Die Kleinen rechnen mit – und wollen nicht allein den Großen das Feld überlassen. So ging gerade in der Nähe zum Bard-Projekt der Windpark Alpha Ventus unter Führung der Branchenplatzhirsche E.On und Vattenfall ans Netz. Ebenfalls mit im Boot sitzt der oldenburgische Regionalkonzern EWE, der sich längst aus den Niederungen kommunaler Versorger zum bundesdeutschen Energieunternehmen herausgearbeitet hat.

Auch Niederspannnetze sind begehrt

Doch es geht nicht nur um die Hoheit über Windmühlen. Auch die Niederspannnetze, die den Strom von den Kraftwerken manchmal von weither in die letzten Winkel der Kommunen und Städte transportieren, sind Objekt der Begierde geworden. Bisher waren es die großen Anbieter E.On, RWE und EnBW, die über Netzentgelte, Kundendaten und Lastprofile auf der letzten Meile zum Kunden wachten. Die Konzerne handelten für den Betrieb der Netze mit den Gemeinden Konzessionsverträge aus, die sich mit der trägen Gleichmäßigkeit eines Stromzählers von Jahrzehnt zu Jahrzehnt quasi automatisch verlängerten. Damit ist es nun vorbei. Die Kommunen wollen selber die Netze übernehmen und kündigen zu diesem Zweck die Konzessionsverträge.
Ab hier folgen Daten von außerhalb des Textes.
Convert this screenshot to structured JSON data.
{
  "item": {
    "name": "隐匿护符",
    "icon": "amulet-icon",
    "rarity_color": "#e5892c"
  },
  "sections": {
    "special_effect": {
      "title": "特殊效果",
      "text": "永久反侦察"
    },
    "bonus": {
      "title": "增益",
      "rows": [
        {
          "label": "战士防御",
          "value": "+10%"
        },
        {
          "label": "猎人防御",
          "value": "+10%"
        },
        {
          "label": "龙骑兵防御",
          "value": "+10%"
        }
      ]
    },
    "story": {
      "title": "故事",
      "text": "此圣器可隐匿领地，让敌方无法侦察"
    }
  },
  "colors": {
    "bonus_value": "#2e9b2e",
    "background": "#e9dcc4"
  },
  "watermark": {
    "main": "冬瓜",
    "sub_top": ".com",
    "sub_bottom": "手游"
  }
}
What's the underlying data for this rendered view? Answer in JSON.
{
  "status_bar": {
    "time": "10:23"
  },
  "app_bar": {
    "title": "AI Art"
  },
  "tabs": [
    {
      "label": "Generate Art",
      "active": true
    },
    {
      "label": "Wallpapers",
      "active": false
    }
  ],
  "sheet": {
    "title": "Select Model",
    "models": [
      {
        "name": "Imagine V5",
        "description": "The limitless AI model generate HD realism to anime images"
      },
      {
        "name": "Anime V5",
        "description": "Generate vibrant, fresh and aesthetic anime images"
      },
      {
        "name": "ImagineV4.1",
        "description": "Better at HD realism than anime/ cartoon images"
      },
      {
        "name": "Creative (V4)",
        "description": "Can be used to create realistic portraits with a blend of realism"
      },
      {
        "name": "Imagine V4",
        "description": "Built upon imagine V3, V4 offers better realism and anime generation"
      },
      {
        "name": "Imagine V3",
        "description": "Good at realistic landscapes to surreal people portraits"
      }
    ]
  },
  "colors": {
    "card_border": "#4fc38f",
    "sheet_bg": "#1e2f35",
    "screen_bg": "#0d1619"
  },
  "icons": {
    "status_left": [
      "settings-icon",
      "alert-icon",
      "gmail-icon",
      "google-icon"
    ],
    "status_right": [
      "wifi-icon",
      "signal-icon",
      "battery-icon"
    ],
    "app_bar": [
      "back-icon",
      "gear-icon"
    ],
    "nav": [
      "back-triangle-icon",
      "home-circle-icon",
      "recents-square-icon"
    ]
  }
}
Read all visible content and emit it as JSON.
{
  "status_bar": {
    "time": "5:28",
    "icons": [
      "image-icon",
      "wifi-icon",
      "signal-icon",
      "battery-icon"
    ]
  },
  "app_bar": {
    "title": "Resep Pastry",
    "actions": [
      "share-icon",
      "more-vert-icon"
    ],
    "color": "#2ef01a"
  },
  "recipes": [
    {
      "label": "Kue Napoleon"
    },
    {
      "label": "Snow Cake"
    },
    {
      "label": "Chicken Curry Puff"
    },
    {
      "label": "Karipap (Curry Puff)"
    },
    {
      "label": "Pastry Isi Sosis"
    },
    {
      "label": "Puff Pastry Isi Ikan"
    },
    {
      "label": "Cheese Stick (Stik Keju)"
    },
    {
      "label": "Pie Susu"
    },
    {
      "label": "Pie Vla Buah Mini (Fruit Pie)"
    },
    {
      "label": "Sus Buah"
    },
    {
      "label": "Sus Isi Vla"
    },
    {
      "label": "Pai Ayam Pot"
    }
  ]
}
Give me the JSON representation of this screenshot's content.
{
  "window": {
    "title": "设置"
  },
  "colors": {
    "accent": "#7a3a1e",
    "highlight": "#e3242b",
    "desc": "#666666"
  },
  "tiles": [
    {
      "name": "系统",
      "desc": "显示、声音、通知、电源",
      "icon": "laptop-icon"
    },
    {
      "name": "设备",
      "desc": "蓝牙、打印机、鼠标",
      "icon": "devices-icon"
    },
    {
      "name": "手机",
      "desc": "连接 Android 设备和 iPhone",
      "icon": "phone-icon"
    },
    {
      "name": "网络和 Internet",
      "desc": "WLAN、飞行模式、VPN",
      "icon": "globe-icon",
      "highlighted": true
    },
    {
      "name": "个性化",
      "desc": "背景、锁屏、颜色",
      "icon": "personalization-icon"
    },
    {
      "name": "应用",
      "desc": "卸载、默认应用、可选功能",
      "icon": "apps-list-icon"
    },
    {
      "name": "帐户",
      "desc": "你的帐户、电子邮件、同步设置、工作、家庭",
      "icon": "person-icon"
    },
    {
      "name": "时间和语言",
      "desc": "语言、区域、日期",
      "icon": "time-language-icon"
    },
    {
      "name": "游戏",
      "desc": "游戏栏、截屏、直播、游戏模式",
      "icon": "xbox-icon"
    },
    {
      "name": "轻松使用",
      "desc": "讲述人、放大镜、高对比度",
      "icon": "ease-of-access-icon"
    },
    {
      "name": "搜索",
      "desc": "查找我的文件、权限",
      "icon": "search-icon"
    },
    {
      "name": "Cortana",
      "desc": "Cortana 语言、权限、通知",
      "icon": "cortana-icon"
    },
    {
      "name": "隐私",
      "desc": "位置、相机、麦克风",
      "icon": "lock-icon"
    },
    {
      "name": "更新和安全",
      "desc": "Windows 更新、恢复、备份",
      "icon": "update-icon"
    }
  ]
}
Bundesweit laufen in den kommenden zwei Jahren rund 2000 Strom- und Gasnetz-Konzessionsverträge aus . Chance für viele von Ortsbürgermeistern gegründete Stadtwerke, in das Geschäft mit dem Strom einzusteigen und neben der Konzessionsabgabe auch noch eine ordentliche Dividende in das Stadtsäckel fließen zu lassen. Neue Verträge können die Kommunen aber mit kleinen, privaten Energieversorgungsunternehmen abschließen. „Die Bürger sind seit der Finanzkrise konzernkritischer geworden und vertrauen in Energiefragen zunehmend örtlichen oder kleineren Lösungen“, betont ein Vertreter der Kommunalwirtschaft.

So entwickelt sich inzwischen die ursprünglich kleine westfälische Stadtwerke-Gruppe Enervie – bisherige Heimatregionen sind die Städte Lüdenscheid und Hagen – zu einem Versorger mit bundesweiter Präsenz. Der Firmenname ist eine Kunstkombination aus Energie und dem französischen Wort für Leben („La Vie“). Enervie-Chef Ivo Grünhagen trumpft auf: „Wir wollen uns unter den 15 größten Energieversorgern in Deutschland etablieren.“ Als etwa der in Ostdeutschland und den Stadtstaaten Berlin und Hamburg agierende schwedische Energiekonzern Vattenfall den holländischen Kommunalversorger Nuon übernahm, durfte er die deutsche Nuon-Tochter aus kartellrechtlichen Gründen nicht behalten. Enervie bot darum und bekam den Zuschlag. Mit der Übernahme verdoppelte das Stadtwerk den Bestand seiner Kunden auf 600 000 und ist nun auf einen Schlag in vielen deutschen Großstädten aktiv.